I N D E X
But in both, Scripture furnishes characteristic distinctions between them. In opposition to the Enoch after
whom Cain called his city, we have the Sethite Enoch, "who walked with God, and was not; for God took
him;" and in contradistinction to the Cainite Lamech, with his boastful ode to his sword, we have the other
Lamech, who called his son Noah, "saying, This same shall comfort us concerning our work and toil of our
hands, because of the ground which Jehovah hath cursed." Thus the similarity of their names only brings
out the more clearly the contrast of their character.
Finally, as the wickedness of the one race comes out most fully in Lamech, who stands seventh in the
genealogy of the Cainites, so does the godliness of the other in Enoch, who equally stands seventh in that
of the Sethites. Passing from this comparison of the two genealogies to the table of the Sethites, we are
reminded of the saying, that these primeval genealogies are "monuments alike of the faithfulness of God in
the fulfillment of His promise, and of the faith and patience of the fathers." Every generation lived its
appointed time; they transmitted the promise to their sons; and then, having finished their course, they all
"died in faith, not having received the promises, but having seen them afar off, and were persuaded of them,
and embraced them, and confessed that they were strangers and pilgrims on the earth." That is absolutely
all we know of the majority of them. But the emphatic and seemingly needless repetition in each case of the
words, "And he died," with which every genealogy closes, tells us that "death reigned from Adam unto
Moses," (Romans 5:14) with all the lessons which it conveyed of its origin in sin, and of its conquest by the
second Adam. Only one exception occurs to this general rule - in the case of Enoch; when, instead of the
usual brief notice how many years he "lived" after the birth of his son, we read that "he walked with God
after he begat Methuselah three hundred years;" and instead of the simple closing statement that "he died,"
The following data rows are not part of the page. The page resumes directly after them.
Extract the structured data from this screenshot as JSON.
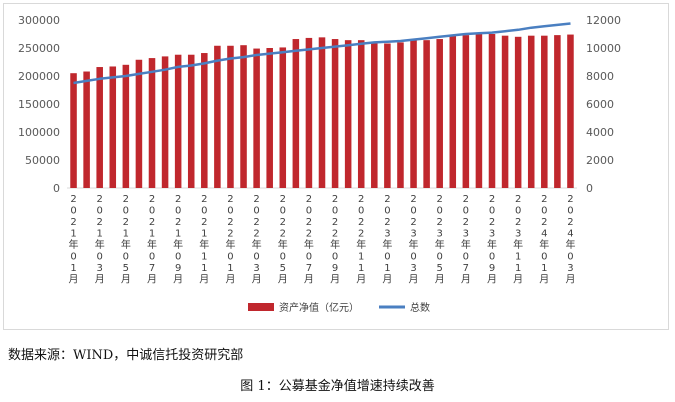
{
  "chart_data": {
    "type": "bar",
    "categories": [
      "2021年01月",
      "2021年02月",
      "2021年03月",
      "2021年04月",
      "2021年05月",
      "2021年06月",
      "2021年07月",
      "2021年08月",
      "2021年09月",
      "2021年10月",
      "2021年11月",
      "2021年12月",
      "2022年01月",
      "2022年02月",
      "2022年03月",
      "2022年04月",
      "2022年05月",
      "2022年06月",
      "2022年07月",
      "2022年08月",
      "2022年09月",
      "2022年10月",
      "2022年11月",
      "2022年12月",
      "2023年01月",
      "2023年02月",
      "2023年03月",
      "2023年04月",
      "2023年05月",
      "2023年06月",
      "2023年07月",
      "2023年08月",
      "2023年09月",
      "2023年10月",
      "2023年11月",
      "2023年12月",
      "2024年01月",
      "2024年02月",
      "2024年03月"
    ],
    "tick_labels": [
      "2021年01月",
      "2021年03月",
      "2021年05月",
      "2021年07月",
      "2021年09月",
      "2021年11月",
      "2022年01月",
      "2022年03月",
      "2022年05月",
      "2022年07月",
      "2022年09月",
      "2022年11月",
      "2023年01月",
      "2023年03月",
      "2023年05月",
      "2023年07月",
      "2023年09月",
      "2023年11月",
      "2024年01月",
      "2024年03月"
    ],
    "series": [
      {
        "name": "资产净值（亿元）",
        "type": "bar",
        "axis": "left",
        "color": "#c0272d",
        "values": [
          205000,
          208000,
          216000,
          217000,
          220000,
          229000,
          232000,
          235000,
          238000,
          238000,
          241000,
          254000,
          254000,
          255000,
          249000,
          250000,
          251000,
          266000,
          268000,
          269000,
          266000,
          264000,
          264000,
          258000,
          258000,
          260000,
          264000,
          264000,
          266000,
          272000,
          273000,
          276000,
          275000,
          272000,
          270000,
          272000,
          272000,
          273000,
          274000
        ]
      },
      {
        "name": "总数",
        "type": "line",
        "axis": "right",
        "color": "#4a7fc1",
        "values": [
          7500,
          7650,
          7800,
          7900,
          8000,
          8150,
          8300,
          8450,
          8650,
          8750,
          8900,
          9100,
          9250,
          9350,
          9500,
          9600,
          9700,
          9800,
          9900,
          10000,
          10100,
          10200,
          10300,
          10400,
          10450,
          10500,
          10600,
          10700,
          10800,
          10900,
          11000,
          11050,
          11100,
          11200,
          11300,
          11450,
          11550,
          11650,
          11750
        ]
      }
    ],
    "y_left": {
      "min": 0,
      "max": 300000,
      "ticks": [
        "300000",
        "250000",
        "200000",
        "150000",
        "100000",
        "50000",
        "0"
      ]
    },
    "y_right": {
      "min": 0,
      "max": 12000,
      "ticks": [
        "12000",
        "10000",
        "8000",
        "6000",
        "4000",
        "2000",
        "0"
      ]
    },
    "grid": false,
    "legend_position": "bottom"
  },
  "footer": {
    "source": "数据来源：WIND，中诚信托投资研究部",
    "caption": "图 1：公募基金净值增速持续改善"
  }
}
we are not only a second time told that "Enoch walked with God," but also that "he was not; for God took
him." Thus both his life and his translation are connected with his "walk with God." This expression is
unique in Scripture, and except in reference to Noah (Genesis 6:9) only occurs again in connection with the
priest's intercourse with God in the holy place. (Malachi 2:6) Thus it indicates a peculiarly intimate, close,
and pers onal converse with Jehovah. Alike the life, the work, and the removal of Enoch are thus explained in
the Epistle to the Hebrews: "By faith Enoch was translated that he should not see death; and was not found,
because God had translated him: for before his translation he had this testimony, that he pleased God."
(Hebrews 11:5)
His translation was like that of Elijah (2 Kings 2:10), and like what that of the saints shall be at the second
coming of our blessed Lord. (1 Corinthians 15:51, 52) In this connectio n it is very remarkable that Enoch
"prophesied" of the very thing which was manifested in his own case, "saying, Behold, the Lord cometh
with ten thousands of His saints, to execute judgment upon all, and to convince all that are ungodly among
them of all their ungodly deeds which they have ungodly committed, and of all their hard speeches which
ungodly sinners have spoken against Him."  12
When Enoch was "translated" only Adam had as yet died: Seth, Enos, Cainan, Mahalaleel, and Jared were
still alive. On the other hand, not only Methuselah, the son of Enoch, but also his grandson Lamech, who at
the time was one hundred and thirteen years old, must have witnessed his removal. Noah was not yet born.
But how deep on the godly men of that period was the impression produced by the prophecy of Enoch, and
by what we may call its anticipatory and typical fulfillment in his translation, appears from the circumstance
that Lamech gave to his son, who was born sixty-nine years after the translation of Enoch, the name of Noah
- "rest" or "comfort" - "saying, This same shall comfort us concerning our work and toil of our hands,
because of the ground which Jehovah hath cursed."
Evidently Lamech felt the burden of toil upon an earth which God had cursed, and looked forward to a
gracious deliverance from the misery and corruption existing in consequence of it, by the fulfillment of the
Divine promise concerning the Deliverer. In longing hope of this he called his son Noah. A change, indeed,
did come; but it was by the destruction of that sinful generation, and by the commencement of a new period
in the covenant-history. We mark that, in the case of Noah, Scripture no longer mentions, as before, only
one son; but it gives us the names of the three sons of Noah, to show that henceforth the one line was to
divide into three, which were to become the founders of human history.